At least, though, the decisive margin of Donald Trump’s victory over Kamala Harris will avoid a repeat of the incessant legal challenges, the assault on the Capitol and the refusal to accept the truth that marked Trump’s defeat four years ago.
For all of the Republican’s character deficits and some of his flawed policy positions, such as steep tariffs on imported goods that will only drive up the costs to U.S. consumers, Trump is a masterful and shrewd campaigner, even if an often dishonest one.
He has repeatedly been able to transform setbacks that would undermine most politicians into advantages. He was able to parlay two impeachments and four criminal indictments into “proof” of his alleged victimization. Even his scowling Atlanta jailhouse mugshot was turned into a proud symbol of defiance rather than an embarrassment.
Two assassination attempts, including one that came very close to being fatal, solidified his support among his most dedicated backers and won him sympathy from those who had been wavering.
Trump was helped along, of course, by the Democrats. They refused to push a doddering Joe Biden out until it was too late, and then, with few other options remaining, replaced him with his running mate, Harris, a candidate who had not proven that she was up to the pressures and microscope of a presidential race. Although she is much more stable and temperate than Trump, the voters were obviously more concerned with policies than character, and Harris was unable to convince them that, if elected, she would moderate her far-left leanings on abortion, gender identity, immigration and other areas in which she was out of touch with the majority of Americans. She also struggled to distance herself from Biden, whose popularity tanked and never recovered from the surge in inflation that marked his first two years in office.
As a result, not only did Trump become only the second former president to return to the White House, but he did so in convincing fashion. He appears to have won all seven of the so-called swing states to comfortably take the electoral vote, and he also won the popular vote for the first time. Plus, riding his coattails, the Senate flipped to the Republicans with a relatively comfortable majority, and the GOP could hold onto the House, giving Republicans the election trifecta.
That is an impressive political triumph, but it also comes with risks. Government generally works best when neither party is too dominant. Power without checks on it tends to be abused. Trump comes into office — if he pursues what he said on the campaign trail — seeking revenge against those who opposed him and prosecuted him. Although he said in the hours after his victory that it was time to put the nation’s divisions aside, it’s hard to believe that he will actually follow that conciliatory path after waging a campaign based on exacerbating and manipulating those divisions within our nation.

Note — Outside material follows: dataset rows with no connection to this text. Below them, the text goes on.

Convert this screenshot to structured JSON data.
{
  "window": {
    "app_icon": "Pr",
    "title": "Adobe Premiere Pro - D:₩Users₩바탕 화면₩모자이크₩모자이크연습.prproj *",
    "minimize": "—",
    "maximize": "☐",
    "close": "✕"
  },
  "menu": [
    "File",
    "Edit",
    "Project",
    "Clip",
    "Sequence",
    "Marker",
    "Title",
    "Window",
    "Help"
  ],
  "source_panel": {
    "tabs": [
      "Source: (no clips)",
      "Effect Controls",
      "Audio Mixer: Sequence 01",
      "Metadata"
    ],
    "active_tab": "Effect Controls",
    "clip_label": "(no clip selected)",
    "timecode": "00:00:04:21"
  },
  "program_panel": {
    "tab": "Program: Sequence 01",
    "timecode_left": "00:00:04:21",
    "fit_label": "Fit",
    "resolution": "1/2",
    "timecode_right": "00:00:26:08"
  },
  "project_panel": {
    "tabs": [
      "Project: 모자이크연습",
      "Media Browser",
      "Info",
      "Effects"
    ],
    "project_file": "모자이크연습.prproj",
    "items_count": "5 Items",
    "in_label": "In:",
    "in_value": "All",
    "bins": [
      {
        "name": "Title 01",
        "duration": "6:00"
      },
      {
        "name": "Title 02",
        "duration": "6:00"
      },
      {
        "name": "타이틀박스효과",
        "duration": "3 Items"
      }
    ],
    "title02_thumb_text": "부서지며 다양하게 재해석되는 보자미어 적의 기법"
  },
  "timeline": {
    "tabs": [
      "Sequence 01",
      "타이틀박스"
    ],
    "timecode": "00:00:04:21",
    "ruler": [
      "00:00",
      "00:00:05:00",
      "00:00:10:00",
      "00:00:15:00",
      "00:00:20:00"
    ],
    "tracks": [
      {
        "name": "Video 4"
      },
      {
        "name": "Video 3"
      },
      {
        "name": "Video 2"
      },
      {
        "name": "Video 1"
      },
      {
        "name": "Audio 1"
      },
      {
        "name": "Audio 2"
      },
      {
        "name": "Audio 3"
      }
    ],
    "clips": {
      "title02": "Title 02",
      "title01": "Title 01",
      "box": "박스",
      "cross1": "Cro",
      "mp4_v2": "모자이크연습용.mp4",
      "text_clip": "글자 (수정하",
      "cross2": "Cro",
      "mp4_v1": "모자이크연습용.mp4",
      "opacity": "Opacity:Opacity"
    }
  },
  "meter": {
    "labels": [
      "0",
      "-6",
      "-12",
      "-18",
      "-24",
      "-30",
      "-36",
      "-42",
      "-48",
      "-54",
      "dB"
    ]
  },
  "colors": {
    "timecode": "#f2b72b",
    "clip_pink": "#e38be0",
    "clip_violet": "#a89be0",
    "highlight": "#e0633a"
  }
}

Nevertheless, Trump has earned the chance to prove what he can do positively in a second term in office. He won the GOP nomination in a breeze and the general election more comfortably than most had predicted. Many who voted for him either liked his bluster or believed that was just “Trump being Trump,” and that all of the hysteria about him being a threat to democracy was overblown.
Although Trump refused to legitimize Biden’s victory in 2020, those who lost Tuesday should not return the favor. America is not served well by disrespecting the voters’ will. The people have spoken, and their choice should be accepted with grace.